Diario Viola Fiorentina

Storia della Fiorentina – 25. Il silenzio di Barcellona

La Fiorentina che torna dal Meazza con la Supercoppa italiana e con la dichiarazione d’amore di Batistuta per la moglie in mondovisione sembra una squadra che finalmente ha trovato una sua dimensione. Una grande dimensione, di pari passo con quella della società che appare sempre più in ascesa all’interno del club delle Sette Sorelle che si disputano la leadership del calcio italiano.

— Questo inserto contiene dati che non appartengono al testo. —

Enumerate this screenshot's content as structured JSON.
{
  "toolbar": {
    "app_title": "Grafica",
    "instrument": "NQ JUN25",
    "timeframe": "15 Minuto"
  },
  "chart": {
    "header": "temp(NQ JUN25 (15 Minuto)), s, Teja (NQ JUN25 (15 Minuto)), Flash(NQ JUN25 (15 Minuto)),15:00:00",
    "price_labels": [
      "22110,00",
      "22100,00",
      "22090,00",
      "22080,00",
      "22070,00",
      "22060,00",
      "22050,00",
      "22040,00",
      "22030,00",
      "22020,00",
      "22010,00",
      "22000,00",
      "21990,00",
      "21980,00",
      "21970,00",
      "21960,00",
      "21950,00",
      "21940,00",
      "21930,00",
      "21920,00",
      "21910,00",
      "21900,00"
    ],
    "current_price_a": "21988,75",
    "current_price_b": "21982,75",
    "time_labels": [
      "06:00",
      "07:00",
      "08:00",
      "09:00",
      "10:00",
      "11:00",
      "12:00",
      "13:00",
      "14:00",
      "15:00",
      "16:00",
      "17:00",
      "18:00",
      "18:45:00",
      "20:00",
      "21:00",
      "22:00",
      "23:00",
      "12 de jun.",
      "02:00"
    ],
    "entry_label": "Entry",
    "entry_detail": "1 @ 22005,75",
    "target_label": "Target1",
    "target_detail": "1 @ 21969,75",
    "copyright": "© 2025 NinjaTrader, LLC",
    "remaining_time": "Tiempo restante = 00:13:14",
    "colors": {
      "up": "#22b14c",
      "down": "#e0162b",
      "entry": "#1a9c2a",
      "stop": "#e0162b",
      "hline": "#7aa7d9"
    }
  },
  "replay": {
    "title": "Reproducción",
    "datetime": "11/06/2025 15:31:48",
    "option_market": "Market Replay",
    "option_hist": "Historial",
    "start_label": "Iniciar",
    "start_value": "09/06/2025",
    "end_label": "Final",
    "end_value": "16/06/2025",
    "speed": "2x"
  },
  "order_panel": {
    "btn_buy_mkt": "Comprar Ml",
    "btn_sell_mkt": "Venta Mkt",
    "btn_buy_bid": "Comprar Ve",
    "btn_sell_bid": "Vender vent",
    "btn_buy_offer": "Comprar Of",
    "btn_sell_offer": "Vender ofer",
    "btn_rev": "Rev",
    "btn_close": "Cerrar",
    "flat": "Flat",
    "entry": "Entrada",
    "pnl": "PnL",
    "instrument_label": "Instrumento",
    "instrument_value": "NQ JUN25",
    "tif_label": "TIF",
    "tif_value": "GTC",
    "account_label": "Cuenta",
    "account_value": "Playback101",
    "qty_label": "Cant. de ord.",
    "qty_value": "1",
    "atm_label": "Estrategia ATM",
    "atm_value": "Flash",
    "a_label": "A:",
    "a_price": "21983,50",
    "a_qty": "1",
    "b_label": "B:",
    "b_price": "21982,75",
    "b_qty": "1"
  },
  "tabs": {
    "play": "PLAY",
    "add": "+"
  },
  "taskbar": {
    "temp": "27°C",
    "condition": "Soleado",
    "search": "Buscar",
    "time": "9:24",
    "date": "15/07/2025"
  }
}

Nel Gotha dell’imprenditoria pallonara, la concorrenza è fortissima: oltre alla Juventus di proprietà della famiglia Agnelli, ne fanno parte il Milan di Berlusconi, l’Inter che è appena tornata di proprietà della famiglia Moratti (quella del ciclo della Grande Inter degli anni 60), la Roma della famiglia Sensi, la Lazio di Sergio Cragnotti, il Parma dei Tanzi e della Parmalat. In questo club la holding Cecchi Gori non pare affatto sfigurare, anzi. In quell’estate del 1996 in cui la Fiorentina conclude terza il campionato e vince Coppa Italia e Supercoppa italiana, il figlio di Mario sembra finalmente diventato un uomo cresciuto e di successo, un produttore cinematografico invidiato sulle due sponde dell’oceano, che quando finanzia un film lo fa per andare a vincere l’Oscar.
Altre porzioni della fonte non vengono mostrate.